Friday, January 20, 2017

ROSSET, the memoir of the man who made America safe for porn

ROSSET: My Life in Publishing and How I Fought Censorship

OR Books
$25 trade paper, available now

Rating: 5* of five

The Publisher Says: Genet…Beckett…Burroughs…Miller…Ionesco, Ōe, Duras. Harold Pinter and Tom Stoppard. Hubert Selby Jr. and John Rechy. The legendary film I Am Curious (Yellow). The books that assaulted the fort of propriety that was the United States in the 1950s and ’60s, Lady Chatterley’s Lover and The Tropic of Cancer. The Evergreen Review. Victorian “erotica.” The Autobiography of Malcolm X. A bombing, a sit-in, and a near-fistfight with Norman Mailer. The common thread between these disparate elements, a number of which reshaped modern culture, was Barney Rosset.

Rosset was the antidote to the trope of the “gentleman publisher” personified by other pioneering figures of the industry such as Alfred A. Knopf, Bennett Cerf and James Laughlin. If Barney saw a crowd heading one way—he looked the other. If he knew something was forbidden, he regarded it as a plus. Unsurprisingly, financial ruin, along with the highs and lows of critical reception, marked his career. But his unswerving dedication to publishing what he wanted made him one of the most influential publishers ever.

Rosset began work on his autobiography a decade before his death in 2012, and several publishers and a number of editors worked with him on the project. Now, at last, in his own words, we have a portrait of the man who reshaped how we think about language, literature—and sex. Here are the stories behind the filming of Norman Mailer’s Maidstone and Samuel Beckett’s Film; the battles with the US government over Tropic of Cancer and much else; the search for Che’s diaries; his romance with the expressionist painter Joan Mitchell, and more.

At times appalling, more often inspiring, never boring or conventional: this is Barney Rosset, uncensored.


My Review: Today is a dark day for me personally. A person I do not respect, in fact one I disrespect with a virulence approaching hatred, is taking the oath of office of the presidency of the United States of America. Appallingly enough, I am required by my conscience to wish this person good health and godspeed because, in the event of his demise, impeachment, or removal from this mortal coil, a worse person will assume the most powerful political office in the country and possibly the entire world.

Barney Rosset, had he lived, would be likely to take some loud and public and effective action in opposition to this horrible eventuality. Barney was a mouthy old bastard. Barney was an opponent of kakistocracy, an enemy of the brummagem and the bloated, overblown, pretentious, and useless in life and art. His life-long battle against the booboisie wouldn't have allowed him to remain silent in the teeth of the gale of poisonous poltroonery emitted by the president elect.

I was only acquainted with Barney for a short while in the 1990s. In the course of my work as a literary agent, his company Foxrock Books published Lo's Diary, a companion piece to Vladimir Nabokov's immortal Lolita. As the book was not a critical success in the US, my company's efforts to vend its paperback rights were unavailing. I'm still saddened and puzzled by this wrong-headed reception by US readers. Be that as it may, Barney's taste as a publisher was on clearest possible display at that point just as clearly as it was when he went to war with the United States Post Office to ensure US citizens legal and unrestricted access to literary greats like Henry Miller and D.H. Lawrence.
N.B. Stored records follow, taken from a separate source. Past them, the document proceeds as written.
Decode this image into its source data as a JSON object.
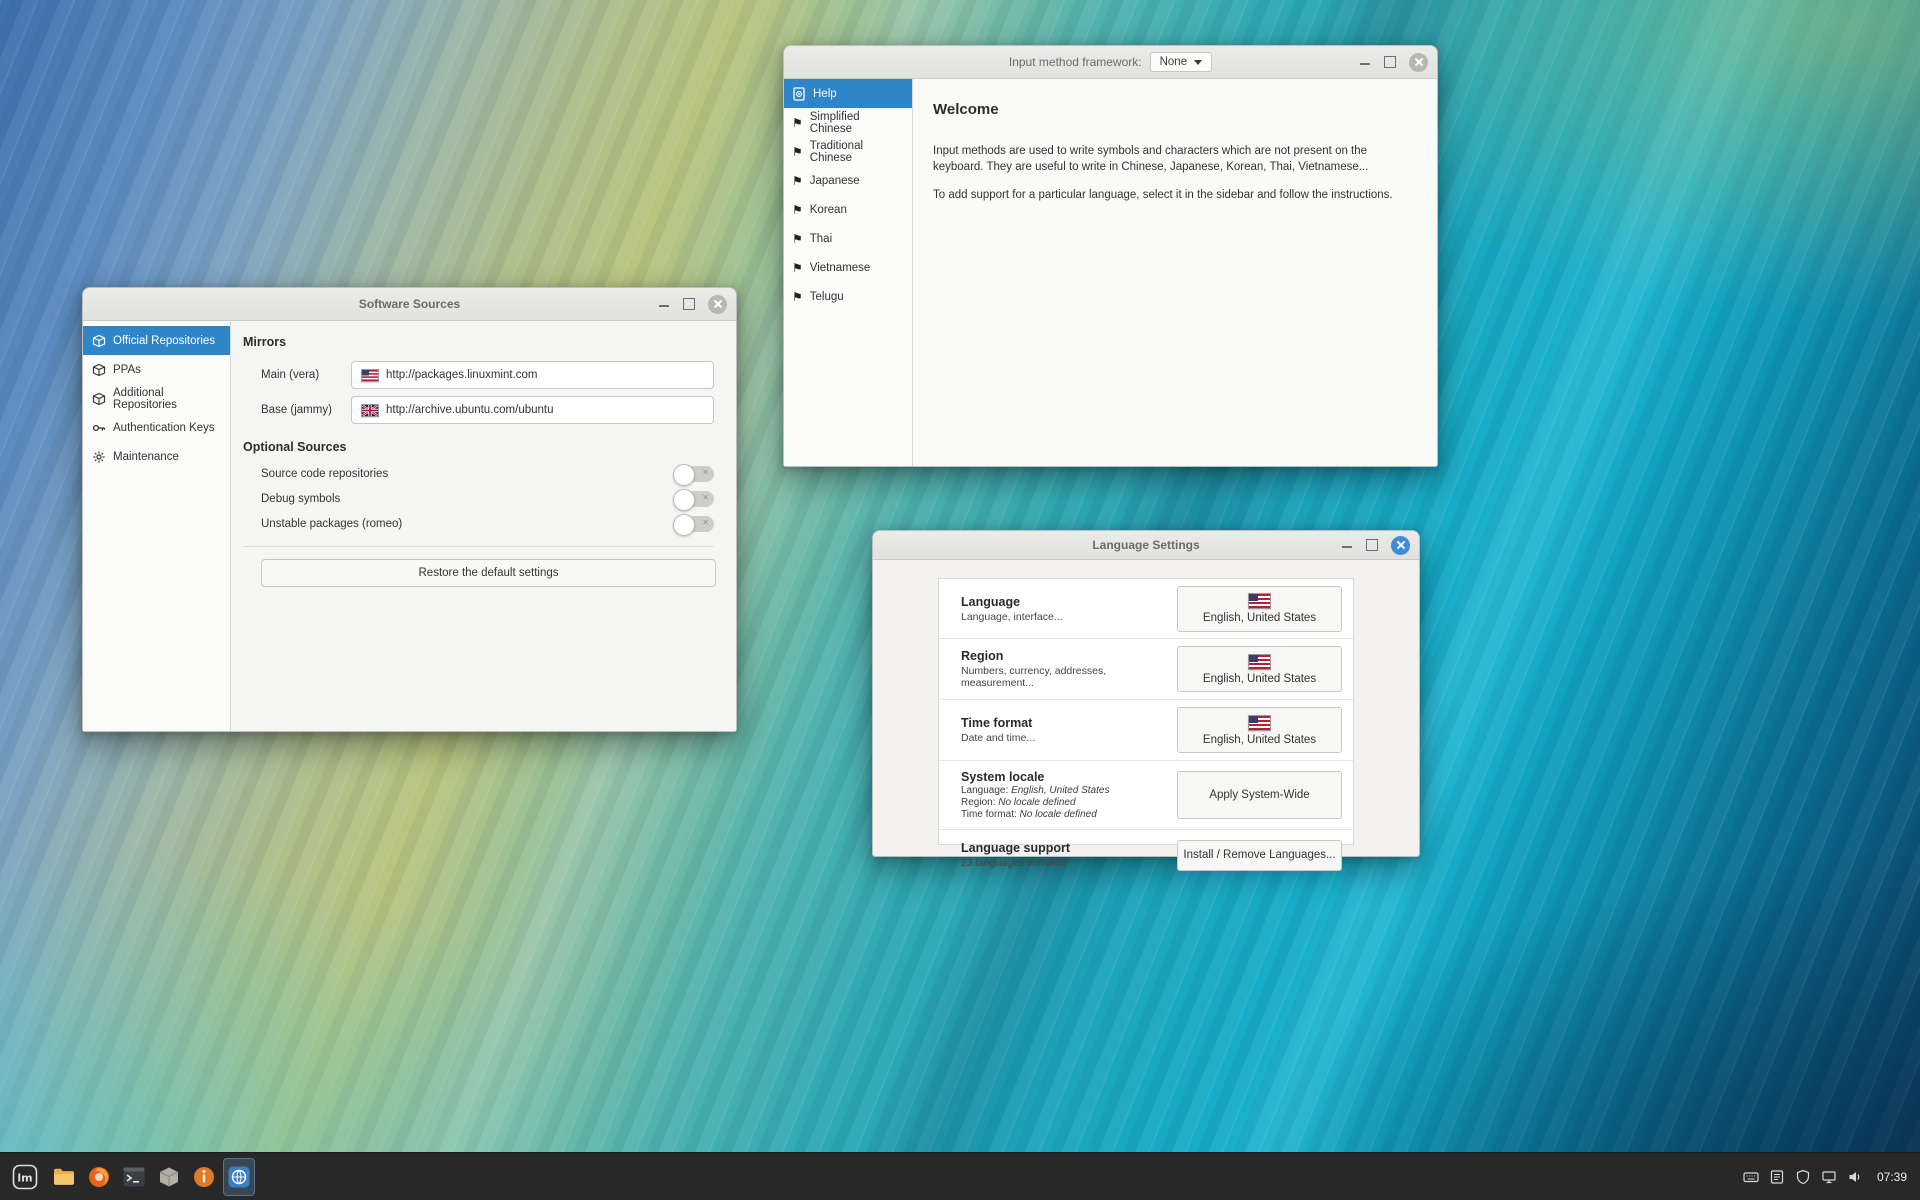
{
  "colors": {
    "accent_blue": "#2e86c9",
    "focused_close": "#3f8dd6",
    "taskbar_bg": "#282828",
    "titlebar_bg": "#e6e6e4",
    "window_bg": "#f5f5f4"
  },
  "icons": {
    "sidebar_flag": "black-flag-glyph",
    "help": "document-icon",
    "repository": "package-cube-icon",
    "auth": "key-icon",
    "maintenance": "gear-icon",
    "flags": [
      "us-flag",
      "uk-flag"
    ]
  },
  "windows": {
    "input_methods": {
      "titlebar_label": "Input method framework:",
      "framework_value": "None",
      "sidebar": [
        {
          "label": "Help",
          "selected": true
        },
        {
          "label": "Simplified Chinese"
        },
        {
          "label": "Traditional Chinese"
        },
        {
          "label": "Japanese"
        },
        {
          "label": "Korean"
        },
        {
          "label": "Thai"
        },
        {
          "label": "Vietnamese"
        },
        {
          "label": "Telugu"
        }
      ],
      "content": {
        "heading": "Welcome",
        "paragraph1": "Input methods are used to write symbols and characters which are not present on the keyboard. They are useful to write in Chinese, Japanese, Korean, Thai, Vietnamese...",
        "paragraph2": "To add support for a particular language, select it in the sidebar and follow the instructions."
      }
    },
    "software_sources": {
      "title": "Software Sources",
      "sidebar": [
        {
          "label": "Official Repositories",
          "selected": true
        },
        {
          "label": "PPAs"
        },
        {
          "label": "Additional Repositories"
        },
        {
          "label": "Authentication Keys"
        },
        {
          "label": "Maintenance"
        }
      ],
      "mirrors_heading": "Mirrors",
      "main_label": "Main (vera)",
      "main_value": "http://packages.linuxmint.com",
      "base_label": "Base (jammy)",
      "base_value": "http://archive.ubuntu.com/ubuntu",
      "optional_heading": "Optional Sources",
      "toggles": [
        "Source code repositories",
        "Debug symbols",
        "Unstable packages (romeo)"
      ],
      "restore_button": "Restore the default settings"
    },
    "language_settings": {
      "title": "Language Settings",
      "rows": {
        "language": {
          "title": "Language",
          "desc": "Language, interface...",
          "button": "English, United States"
        },
        "region": {
          "title": "Region",
          "desc": "Numbers, currency, addresses, measurement...",
          "button": "English, United States"
        },
        "time_format": {
          "title": "Time format",
          "desc": "Date and time...",
          "button": "English, United States"
        },
        "system_locale": {
          "title": "System locale",
          "l1": "Language:",
          "v1": "English, United States",
          "l2": "Region:",
          "v2": "No locale defined",
          "l3": "Time format:",
          "v3": "No locale defined",
          "button": "Apply System-Wide"
        },
        "language_support": {
          "title": "Language support",
          "desc": "23 languages installed",
          "button": "Install / Remove Languages..."
        }
      }
    }
  },
  "taskbar": {
    "clock": "07:39"
  }
}
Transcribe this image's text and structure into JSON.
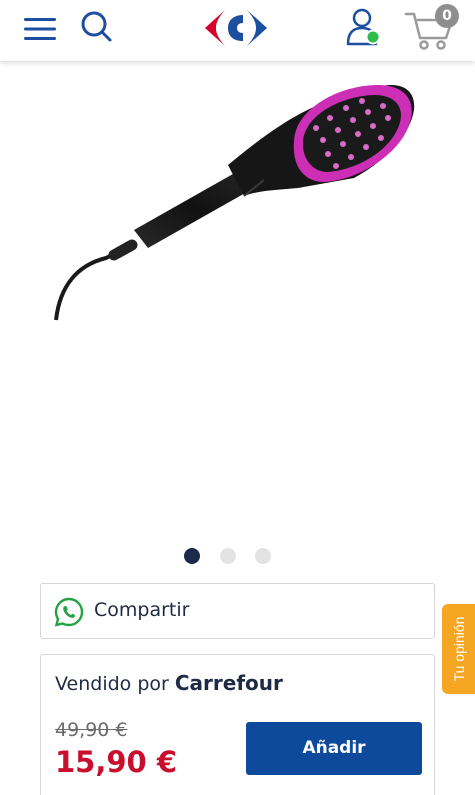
{
  "header": {
    "cart_count": "0",
    "icons": [
      "menu-icon",
      "search-icon",
      "carrefour-logo",
      "account-icon",
      "cart-icon"
    ],
    "brand_colors": {
      "blue": "#1d4fa0",
      "red": "#d6002a",
      "online_status": "#2ebc4f"
    }
  },
  "gallery": {
    "image": "hair-straightening-brush",
    "dots": 3,
    "active_index": 0
  },
  "share": {
    "icon": "whatsapp-icon",
    "label": "Compartir"
  },
  "offer": {
    "sold_by_prefix": "Vendido por",
    "seller": "Carrefour",
    "old_price": "49,90 €",
    "price": "15,90 €",
    "add_label": "Añadir"
  },
  "feedback": {
    "label": "Tu opinión"
  },
  "colors": {
    "price_red": "#c8102e",
    "button_blue": "#0e4a9c",
    "feedback_orange": "#f5a623",
    "navy": "#1b2a49"
  }
}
Reading this memoir of one of the great iconoclasts of the 20th century was heartening to me in a way I cannot overstate. Barney faced the entire weight of the conservative establishment from the moment he made his first film, Strange Victory, to the moment he relinquished the reins of this life in 2012. He never stopped until he stopped forever. And that, my friends and neighbors, is a fable for me to guide the next four years of my own life. No less a scion of privilege than Barney himself, can I do less than my honored predecessor did in my pursuit of a world more open and liberal than it is? I want to do as much as Barney did, but I can't jump the height of the bar he set. I don't think many people of any age or station can.

I am most definitely inspired to try. I am most certainly heartened to face up to the battle against the gravity of the least and the last and the lowest that is even now doing its dead-level best to make America great at hate again. Or greater at it than it already is.

Buy this book, read it, and take heart from the fact that this battle we face is but one more in a war our elders and betters have fought before us. They succeeded; they failed; they changed and couldn't change and, most important to remember on this dark, difficult day, they did not give up and give in and give way.

Please help everyone, and I mean everyone, even those who don't see it as help, to stand up and stand for that most American of values: Personal liberty.